Adam Ertel, PhD
Philadelphia, PA 19107
(215) 503-9142 fax
Most Recent Peer-reviewed Publications
- Cell cycle-coupled expansion of AR activity promotes cancer progression
- Dystrophic Epidermolysis Bullosa: COL7A1 Mutation Landscape in a Multi-Ethnic Cohort of 152 Extended Families with High Degree of Customary Consanguineous Marriages
- RB loss promotes prostate cancer metastasis
- v-Src oncogene induces Trop2 proteolytic activation via cyclin D1
- Genome-wide redistribution of MeCP2 in dorsal root ganglia after peripheral nerve injury
PhD, Biomedical Engineering/Bioinformatics, Drexel University, Philadelphia, PA - 2008
BS, Electrical Engineering, University of Connecticut , CT
Expertise & Research Interests
Bioinformatics and pathway-based approaches to gene expression profiling.

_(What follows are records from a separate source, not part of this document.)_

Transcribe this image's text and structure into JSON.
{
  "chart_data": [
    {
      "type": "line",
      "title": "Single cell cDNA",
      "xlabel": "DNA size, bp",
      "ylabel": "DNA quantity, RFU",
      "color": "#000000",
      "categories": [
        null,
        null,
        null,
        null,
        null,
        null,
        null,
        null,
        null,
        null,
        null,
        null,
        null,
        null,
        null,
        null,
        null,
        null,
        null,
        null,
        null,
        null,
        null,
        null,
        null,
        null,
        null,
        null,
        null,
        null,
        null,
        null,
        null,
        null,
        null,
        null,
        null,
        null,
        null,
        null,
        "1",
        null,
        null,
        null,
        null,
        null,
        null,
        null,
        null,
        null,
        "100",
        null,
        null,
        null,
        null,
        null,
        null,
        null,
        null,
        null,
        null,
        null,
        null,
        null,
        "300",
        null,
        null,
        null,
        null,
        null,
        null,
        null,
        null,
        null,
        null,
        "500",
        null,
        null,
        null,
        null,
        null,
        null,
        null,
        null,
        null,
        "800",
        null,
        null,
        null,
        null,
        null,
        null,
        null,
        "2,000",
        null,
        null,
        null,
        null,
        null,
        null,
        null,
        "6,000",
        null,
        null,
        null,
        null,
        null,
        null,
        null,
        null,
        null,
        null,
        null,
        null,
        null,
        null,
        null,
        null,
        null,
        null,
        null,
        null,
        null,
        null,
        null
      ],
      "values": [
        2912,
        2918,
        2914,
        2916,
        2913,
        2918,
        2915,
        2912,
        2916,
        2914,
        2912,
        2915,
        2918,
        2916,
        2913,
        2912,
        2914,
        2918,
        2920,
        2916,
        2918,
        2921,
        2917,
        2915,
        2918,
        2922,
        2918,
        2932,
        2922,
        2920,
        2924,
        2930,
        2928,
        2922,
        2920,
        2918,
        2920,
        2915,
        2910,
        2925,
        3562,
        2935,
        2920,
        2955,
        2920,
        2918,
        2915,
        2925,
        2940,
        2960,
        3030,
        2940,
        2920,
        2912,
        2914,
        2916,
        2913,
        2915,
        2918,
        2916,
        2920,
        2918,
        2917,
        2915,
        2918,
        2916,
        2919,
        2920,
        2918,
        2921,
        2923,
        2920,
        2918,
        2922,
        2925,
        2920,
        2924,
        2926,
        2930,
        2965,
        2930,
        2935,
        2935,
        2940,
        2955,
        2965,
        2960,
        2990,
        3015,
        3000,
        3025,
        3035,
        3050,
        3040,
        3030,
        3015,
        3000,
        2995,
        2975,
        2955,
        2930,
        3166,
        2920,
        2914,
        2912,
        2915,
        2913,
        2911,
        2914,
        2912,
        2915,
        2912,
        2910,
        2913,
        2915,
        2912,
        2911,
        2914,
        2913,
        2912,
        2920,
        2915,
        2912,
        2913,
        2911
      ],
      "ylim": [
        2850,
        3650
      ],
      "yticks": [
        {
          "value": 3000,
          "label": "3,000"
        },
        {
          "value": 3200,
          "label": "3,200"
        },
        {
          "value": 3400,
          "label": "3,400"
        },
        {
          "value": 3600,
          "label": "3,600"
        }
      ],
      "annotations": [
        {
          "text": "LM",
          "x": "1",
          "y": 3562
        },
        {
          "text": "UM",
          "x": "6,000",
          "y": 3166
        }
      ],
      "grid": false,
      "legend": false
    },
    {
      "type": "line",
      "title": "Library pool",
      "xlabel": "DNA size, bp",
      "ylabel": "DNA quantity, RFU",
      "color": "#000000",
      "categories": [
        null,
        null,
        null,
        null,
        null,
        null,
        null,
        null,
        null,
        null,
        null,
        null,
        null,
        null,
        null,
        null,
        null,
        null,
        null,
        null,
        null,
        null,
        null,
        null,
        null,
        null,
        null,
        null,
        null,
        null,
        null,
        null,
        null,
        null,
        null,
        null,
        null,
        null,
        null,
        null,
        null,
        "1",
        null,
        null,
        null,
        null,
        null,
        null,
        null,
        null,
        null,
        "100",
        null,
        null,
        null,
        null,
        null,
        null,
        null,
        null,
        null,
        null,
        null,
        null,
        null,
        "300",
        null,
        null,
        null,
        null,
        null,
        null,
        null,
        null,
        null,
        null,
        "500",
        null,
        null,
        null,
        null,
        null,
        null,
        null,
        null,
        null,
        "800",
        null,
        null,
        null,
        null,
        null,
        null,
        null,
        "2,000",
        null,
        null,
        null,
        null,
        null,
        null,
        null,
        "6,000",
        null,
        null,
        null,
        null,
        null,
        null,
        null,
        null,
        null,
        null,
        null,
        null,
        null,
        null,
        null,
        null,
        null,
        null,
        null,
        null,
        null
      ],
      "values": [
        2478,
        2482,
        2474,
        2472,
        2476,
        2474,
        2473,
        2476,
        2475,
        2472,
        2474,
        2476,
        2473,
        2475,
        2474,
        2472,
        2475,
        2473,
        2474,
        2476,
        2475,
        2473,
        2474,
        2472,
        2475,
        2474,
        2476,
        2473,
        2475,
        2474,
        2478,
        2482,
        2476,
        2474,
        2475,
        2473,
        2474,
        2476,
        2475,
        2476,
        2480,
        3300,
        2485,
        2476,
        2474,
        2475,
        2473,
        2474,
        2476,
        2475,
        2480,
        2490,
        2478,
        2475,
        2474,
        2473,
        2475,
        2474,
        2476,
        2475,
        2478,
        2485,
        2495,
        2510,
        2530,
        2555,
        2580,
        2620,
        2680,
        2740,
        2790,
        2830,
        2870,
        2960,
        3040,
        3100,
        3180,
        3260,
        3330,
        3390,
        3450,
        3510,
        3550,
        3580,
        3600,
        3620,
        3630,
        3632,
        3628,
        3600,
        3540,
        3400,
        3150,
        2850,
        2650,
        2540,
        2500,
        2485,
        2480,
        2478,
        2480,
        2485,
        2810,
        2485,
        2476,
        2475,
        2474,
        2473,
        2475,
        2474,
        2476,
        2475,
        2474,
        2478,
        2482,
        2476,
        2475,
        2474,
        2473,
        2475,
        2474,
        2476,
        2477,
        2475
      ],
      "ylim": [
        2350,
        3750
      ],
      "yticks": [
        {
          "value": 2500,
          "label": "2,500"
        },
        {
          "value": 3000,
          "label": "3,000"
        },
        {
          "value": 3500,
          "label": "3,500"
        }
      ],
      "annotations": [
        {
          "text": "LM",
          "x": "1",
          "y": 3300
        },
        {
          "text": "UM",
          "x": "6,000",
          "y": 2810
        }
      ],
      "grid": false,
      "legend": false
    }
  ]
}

Gene interactions and molecular profiles in cancer.
SNP genotype and copy number analysis for genome-wide association studies.

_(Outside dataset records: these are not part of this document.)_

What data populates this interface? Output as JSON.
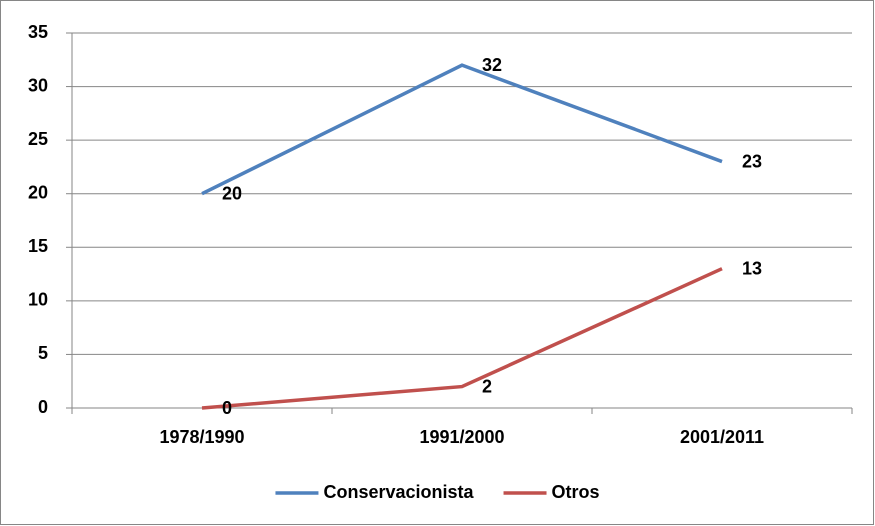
{
  "chart_data": {
    "type": "line",
    "categories": [
      "1978/1990",
      "1991/2000",
      "2001/2011"
    ],
    "series": [
      {
        "name": "Conservacionista",
        "color": "#4f81bd",
        "values": [
          20,
          32,
          23
        ]
      },
      {
        "name": "Otros",
        "color": "#c0504d",
        "values": [
          0,
          2,
          13
        ]
      }
    ],
    "ylim": [
      0,
      35
    ],
    "yticks": [
      0,
      5,
      10,
      15,
      20,
      25,
      30,
      35
    ],
    "grid": true,
    "legend": "bottom"
  }
}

My research focuses on patterns of gene expression, gene regulation, and gene product interactions that can be inferred from large collections of mRNA expression data. This approach is useful for identifying normal interaction and regulatory connections between genes as well as the disruption of these connections in complex diseases such as cancer. Bioinformatics approaches allow these connections to be easily extended into the context of biological pathways in order to understand global changes with respect to disease states or treatment. I’ve collaborated extensively with other Principal Investigators in the KCC to establish automated analysis pipelines for genes, gene signatures, and interaction profiles that provide informative readouts of pathway function and dysfunction associated with disease states.

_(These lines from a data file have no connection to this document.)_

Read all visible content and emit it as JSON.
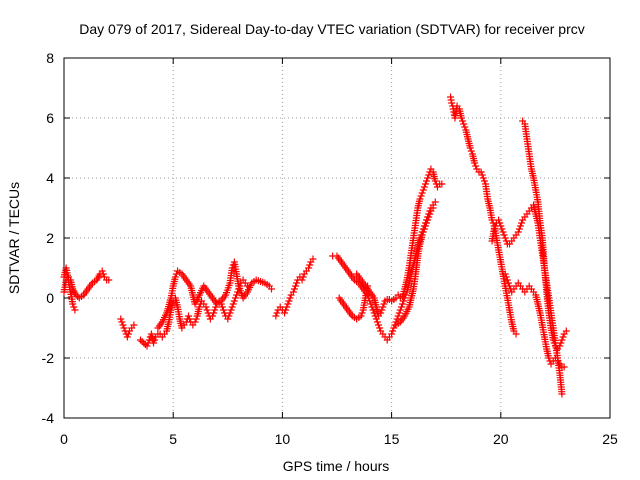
{
  "chart_data": {
    "type": "scatter",
    "title": "Day 079 of 2017, Sidereal Day-to-day VTEC variation (SDTVAR) for receiver prcv",
    "xlabel": "GPS time / hours",
    "ylabel": "SDTVAR / TECUs",
    "xlim": [
      0,
      25
    ],
    "ylim": [
      -4,
      8
    ],
    "xticks": [
      "0",
      "5",
      "10",
      "15",
      "20",
      "25"
    ],
    "yticks": [
      "-4",
      "-2",
      "0",
      "2",
      "4",
      "6",
      "8"
    ],
    "grid": true,
    "marker": "+",
    "color": "#ff0000",
    "segments": [
      [
        [
          0.0,
          0.7
        ],
        [
          0.1,
          1.0
        ],
        [
          0.2,
          0.6
        ],
        [
          0.3,
          0.2
        ],
        [
          0.4,
          -0.2
        ],
        [
          0.5,
          -0.4
        ]
      ],
      [
        [
          0.0,
          0.2
        ],
        [
          0.1,
          0.6
        ],
        [
          0.2,
          0.7
        ],
        [
          0.3,
          0.6
        ],
        [
          0.4,
          0.3
        ],
        [
          0.55,
          0.1
        ],
        [
          0.7,
          0.0
        ],
        [
          0.9,
          0.1
        ],
        [
          1.1,
          0.3
        ],
        [
          1.3,
          0.5
        ],
        [
          1.5,
          0.6
        ],
        [
          1.65,
          0.8
        ],
        [
          1.75,
          0.9
        ],
        [
          1.85,
          0.7
        ],
        [
          1.95,
          0.6
        ],
        [
          2.05,
          0.6
        ]
      ],
      [
        [
          2.6,
          -0.7
        ],
        [
          2.7,
          -0.9
        ],
        [
          2.8,
          -1.1
        ],
        [
          2.9,
          -1.3
        ],
        [
          3.0,
          -1.1
        ],
        [
          3.1,
          -1.0
        ],
        [
          3.2,
          -0.9
        ]
      ],
      [
        [
          3.5,
          -1.4
        ],
        [
          3.65,
          -1.5
        ],
        [
          3.8,
          -1.6
        ],
        [
          3.9,
          -1.4
        ],
        [
          4.0,
          -1.2
        ],
        [
          4.1,
          -1.5
        ],
        [
          4.2,
          -1.3
        ],
        [
          4.3,
          -1.2
        ],
        [
          4.4,
          -1.2
        ],
        [
          4.5,
          -1.3
        ],
        [
          4.6,
          -1.2
        ],
        [
          4.7,
          -1.1
        ],
        [
          4.8,
          -0.8
        ],
        [
          4.9,
          -0.4
        ],
        [
          5.0,
          -0.1
        ],
        [
          5.1,
          0.0
        ],
        [
          5.2,
          -0.3
        ],
        [
          5.3,
          -0.7
        ],
        [
          5.4,
          -1.0
        ],
        [
          5.5,
          -0.9
        ],
        [
          5.6,
          -0.8
        ],
        [
          5.7,
          -0.6
        ],
        [
          5.8,
          -0.8
        ],
        [
          5.9,
          -0.9
        ],
        [
          6.0,
          -0.8
        ],
        [
          6.1,
          -0.6
        ],
        [
          6.2,
          -0.3
        ],
        [
          6.3,
          -0.1
        ],
        [
          6.4,
          -0.2
        ],
        [
          6.5,
          -0.3
        ],
        [
          6.6,
          -0.5
        ],
        [
          6.7,
          -0.7
        ],
        [
          6.8,
          -0.6
        ],
        [
          6.9,
          -0.4
        ],
        [
          7.0,
          -0.2
        ],
        [
          7.1,
          -0.1
        ],
        [
          7.2,
          -0.2
        ],
        [
          7.3,
          -0.4
        ],
        [
          7.4,
          -0.6
        ],
        [
          7.5,
          -0.7
        ],
        [
          7.6,
          -0.5
        ],
        [
          7.7,
          -0.3
        ],
        [
          7.8,
          -0.1
        ],
        [
          7.9,
          0.1
        ],
        [
          8.0,
          0.3
        ],
        [
          8.1,
          0.5
        ],
        [
          8.2,
          0.6
        ],
        [
          8.3,
          0.5
        ],
        [
          8.4,
          0.4
        ]
      ],
      [
        [
          4.3,
          -1.0
        ],
        [
          4.5,
          -0.8
        ],
        [
          4.7,
          -0.5
        ],
        [
          4.9,
          0.0
        ],
        [
          5.0,
          0.4
        ],
        [
          5.1,
          0.7
        ],
        [
          5.2,
          0.9
        ],
        [
          5.4,
          0.8
        ],
        [
          5.6,
          0.6
        ],
        [
          5.8,
          0.4
        ],
        [
          5.9,
          0.1
        ],
        [
          6.0,
          -0.2
        ],
        [
          6.2,
          0.1
        ],
        [
          6.4,
          0.4
        ],
        [
          6.6,
          0.2
        ],
        [
          6.8,
          0.0
        ],
        [
          7.0,
          -0.2
        ],
        [
          7.2,
          -0.1
        ],
        [
          7.4,
          0.1
        ],
        [
          7.6,
          0.5
        ],
        [
          7.7,
          1.0
        ],
        [
          7.8,
          1.2
        ],
        [
          7.9,
          0.8
        ],
        [
          8.0,
          0.4
        ],
        [
          8.2,
          0.0
        ],
        [
          8.4,
          0.2
        ],
        [
          8.6,
          0.5
        ],
        [
          8.8,
          0.6
        ],
        [
          9.0,
          0.55
        ],
        [
          9.2,
          0.5
        ],
        [
          9.4,
          0.4
        ],
        [
          9.5,
          0.3
        ]
      ],
      [
        [
          9.7,
          -0.6
        ],
        [
          9.8,
          -0.4
        ],
        [
          9.9,
          -0.3
        ],
        [
          10.0,
          -0.4
        ],
        [
          10.1,
          -0.5
        ],
        [
          10.2,
          -0.3
        ],
        [
          10.3,
          -0.1
        ],
        [
          10.4,
          0.1
        ],
        [
          10.5,
          0.2
        ],
        [
          10.6,
          0.4
        ],
        [
          10.7,
          0.6
        ],
        [
          10.8,
          0.7
        ],
        [
          10.9,
          0.6
        ],
        [
          11.0,
          0.8
        ],
        [
          11.1,
          0.9
        ],
        [
          11.2,
          1.0
        ],
        [
          11.3,
          1.2
        ],
        [
          11.4,
          1.3
        ]
      ],
      [
        [
          12.3,
          1.4
        ],
        [
          12.5,
          1.4
        ],
        [
          12.7,
          1.2
        ],
        [
          12.9,
          1.0
        ],
        [
          13.1,
          0.8
        ],
        [
          13.3,
          0.6
        ],
        [
          13.5,
          0.5
        ],
        [
          13.7,
          0.3
        ],
        [
          13.9,
          0.1
        ],
        [
          14.0,
          -0.1
        ],
        [
          14.1,
          -0.3
        ],
        [
          14.2,
          -0.5
        ],
        [
          14.3,
          -0.7
        ],
        [
          14.4,
          -0.9
        ],
        [
          14.5,
          -1.1
        ],
        [
          14.6,
          -1.2
        ],
        [
          14.7,
          -1.3
        ],
        [
          14.8,
          -1.4
        ],
        [
          14.9,
          -1.3
        ],
        [
          15.0,
          -1.2
        ],
        [
          15.1,
          -1.0
        ],
        [
          15.2,
          -0.8
        ],
        [
          15.3,
          -0.6
        ],
        [
          15.4,
          -0.4
        ],
        [
          15.5,
          -0.2
        ],
        [
          15.6,
          0.0
        ],
        [
          15.7,
          0.2
        ],
        [
          15.8,
          0.5
        ],
        [
          15.9,
          0.8
        ],
        [
          16.0,
          1.1
        ],
        [
          16.1,
          1.4
        ],
        [
          16.2,
          1.7
        ],
        [
          16.3,
          2.0
        ],
        [
          16.4,
          2.2
        ],
        [
          16.5,
          2.4
        ],
        [
          16.6,
          2.6
        ],
        [
          16.7,
          2.8
        ],
        [
          16.8,
          3.0
        ],
        [
          16.9,
          3.1
        ],
        [
          17.0,
          3.2
        ]
      ],
      [
        [
          12.6,
          0.0
        ],
        [
          12.8,
          -0.2
        ],
        [
          13.0,
          -0.4
        ],
        [
          13.2,
          -0.6
        ],
        [
          13.4,
          -0.7
        ],
        [
          13.6,
          -0.6
        ],
        [
          13.7,
          -0.4
        ],
        [
          13.8,
          0.0
        ],
        [
          13.9,
          0.4
        ]
      ],
      [
        [
          13.4,
          0.8
        ],
        [
          13.6,
          0.6
        ],
        [
          13.8,
          0.4
        ],
        [
          14.0,
          0.2
        ],
        [
          14.2,
          0.0
        ],
        [
          14.3,
          -0.3
        ],
        [
          14.4,
          -0.6
        ],
        [
          14.5,
          -0.5
        ],
        [
          14.6,
          -0.3
        ],
        [
          14.7,
          -0.1
        ],
        [
          14.8,
          -0.05
        ],
        [
          14.9,
          -0.05
        ],
        [
          15.0,
          -0.1
        ],
        [
          15.1,
          -0.05
        ],
        [
          15.2,
          0.0
        ],
        [
          15.3,
          0.1
        ],
        [
          15.4,
          0.0
        ],
        [
          15.5,
          0.05
        ],
        [
          15.6,
          0.3
        ],
        [
          15.7,
          0.6
        ],
        [
          15.8,
          1.0
        ],
        [
          15.9,
          1.5
        ],
        [
          16.0,
          2.0
        ],
        [
          16.1,
          2.5
        ],
        [
          16.2,
          3.0
        ],
        [
          16.3,
          3.3
        ],
        [
          16.4,
          3.5
        ],
        [
          16.5,
          3.7
        ],
        [
          16.6,
          3.9
        ],
        [
          16.7,
          4.1
        ],
        [
          16.8,
          4.3
        ],
        [
          16.9,
          4.2
        ],
        [
          17.0,
          3.9
        ],
        [
          17.1,
          3.7
        ],
        [
          17.2,
          3.8
        ],
        [
          17.3,
          3.8
        ]
      ],
      [
        [
          15.2,
          -0.9
        ],
        [
          15.4,
          -0.8
        ],
        [
          15.6,
          -0.6
        ],
        [
          15.8,
          -0.3
        ],
        [
          16.0,
          0.3
        ],
        [
          16.1,
          0.8
        ],
        [
          16.2,
          1.4
        ],
        [
          16.3,
          1.8
        ],
        [
          16.4,
          2.1
        ],
        [
          16.5,
          2.3
        ],
        [
          16.6,
          2.5
        ],
        [
          16.7,
          2.7
        ],
        [
          16.8,
          2.9
        ],
        [
          16.9,
          3.0
        ]
      ],
      [
        [
          17.7,
          6.7
        ],
        [
          17.75,
          6.5
        ],
        [
          17.8,
          6.4
        ],
        [
          17.85,
          6.2
        ],
        [
          17.9,
          6.0
        ],
        [
          18.0,
          6.4
        ],
        [
          18.1,
          6.3
        ],
        [
          18.2,
          6.0
        ],
        [
          18.3,
          5.8
        ],
        [
          18.4,
          5.6
        ],
        [
          18.5,
          5.3
        ],
        [
          18.6,
          5.0
        ],
        [
          18.7,
          4.8
        ],
        [
          18.8,
          4.5
        ],
        [
          18.9,
          4.3
        ],
        [
          19.0,
          4.2
        ],
        [
          19.1,
          4.2
        ],
        [
          19.2,
          4.0
        ],
        [
          19.3,
          3.8
        ],
        [
          19.4,
          3.3
        ],
        [
          19.5,
          3.0
        ],
        [
          19.6,
          2.6
        ],
        [
          19.7,
          2.4
        ],
        [
          19.8,
          2.0
        ],
        [
          19.9,
          1.6
        ],
        [
          20.0,
          1.2
        ],
        [
          20.1,
          0.8
        ],
        [
          20.2,
          0.4
        ],
        [
          20.3,
          0.0
        ],
        [
          20.4,
          -0.4
        ],
        [
          20.5,
          -0.8
        ],
        [
          20.6,
          -1.1
        ],
        [
          20.7,
          -1.2
        ]
      ],
      [
        [
          19.6,
          1.9
        ],
        [
          19.7,
          2.3
        ],
        [
          19.8,
          2.5
        ],
        [
          19.9,
          2.6
        ],
        [
          20.0,
          2.4
        ],
        [
          20.1,
          2.2
        ],
        [
          20.2,
          2.0
        ],
        [
          20.3,
          1.8
        ],
        [
          20.4,
          1.8
        ],
        [
          20.5,
          1.9
        ],
        [
          20.6,
          2.0
        ],
        [
          20.7,
          2.1
        ],
        [
          20.8,
          2.2
        ],
        [
          20.9,
          2.4
        ],
        [
          21.0,
          2.6
        ],
        [
          21.1,
          2.7
        ],
        [
          21.2,
          2.8
        ],
        [
          21.3,
          2.9
        ],
        [
          21.4,
          3.0
        ],
        [
          21.5,
          3.1
        ],
        [
          21.6,
          2.8
        ],
        [
          21.7,
          2.5
        ],
        [
          21.8,
          2.0
        ],
        [
          21.9,
          1.5
        ],
        [
          22.0,
          1.0
        ],
        [
          22.1,
          0.5
        ],
        [
          22.2,
          0.0
        ],
        [
          22.3,
          -0.5
        ],
        [
          22.4,
          -1.0
        ],
        [
          22.5,
          -1.5
        ],
        [
          22.6,
          -2.0
        ],
        [
          22.7,
          -2.5
        ],
        [
          22.8,
          -3.2
        ]
      ],
      [
        [
          20.2,
          0.8
        ],
        [
          20.3,
          0.6
        ],
        [
          20.4,
          0.4
        ],
        [
          20.5,
          0.2
        ],
        [
          20.6,
          0.3
        ],
        [
          20.7,
          0.4
        ],
        [
          20.8,
          0.5
        ],
        [
          20.9,
          0.4
        ],
        [
          21.0,
          0.3
        ],
        [
          21.1,
          0.2
        ],
        [
          21.2,
          0.3
        ],
        [
          21.3,
          0.4
        ],
        [
          21.4,
          0.3
        ],
        [
          21.5,
          0.2
        ],
        [
          21.6,
          0.1
        ],
        [
          21.7,
          -0.2
        ],
        [
          21.8,
          -0.5
        ],
        [
          21.9,
          -0.9
        ],
        [
          22.0,
          -1.3
        ],
        [
          22.1,
          -1.7
        ],
        [
          22.2,
          -2.0
        ],
        [
          22.3,
          -2.2
        ],
        [
          22.4,
          -2.1
        ],
        [
          22.5,
          -2.0
        ],
        [
          22.6,
          -2.1
        ],
        [
          22.7,
          -2.2
        ],
        [
          22.8,
          -2.3
        ],
        [
          22.9,
          -2.3
        ]
      ],
      [
        [
          21.0,
          5.9
        ],
        [
          21.1,
          5.8
        ],
        [
          21.2,
          5.3
        ],
        [
          21.3,
          4.8
        ],
        [
          21.4,
          4.3
        ],
        [
          21.5,
          4.0
        ],
        [
          21.6,
          3.6
        ],
        [
          21.7,
          3.2
        ],
        [
          21.8,
          2.5
        ],
        [
          21.9,
          2.0
        ],
        [
          22.0,
          1.0
        ],
        [
          22.1,
          0.2
        ],
        [
          22.2,
          -0.5
        ],
        [
          22.3,
          -1.0
        ],
        [
          22.4,
          -1.4
        ],
        [
          22.5,
          -1.6
        ],
        [
          22.6,
          -1.7
        ],
        [
          22.7,
          -1.6
        ],
        [
          22.8,
          -1.4
        ],
        [
          22.9,
          -1.2
        ],
        [
          23.0,
          -1.1
        ]
      ]
    ]
  }
}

Future plans include the automation of a publically accessible web-based tool that provides a user-friendly readout of genes, gene signatures, and interaction profiles across multiple phenotypes, disease states, and therapeutic interventions. As this tool evolves, it will be useful for designing and implementing classification algorithms to assist disease diagnosis and guided therapy.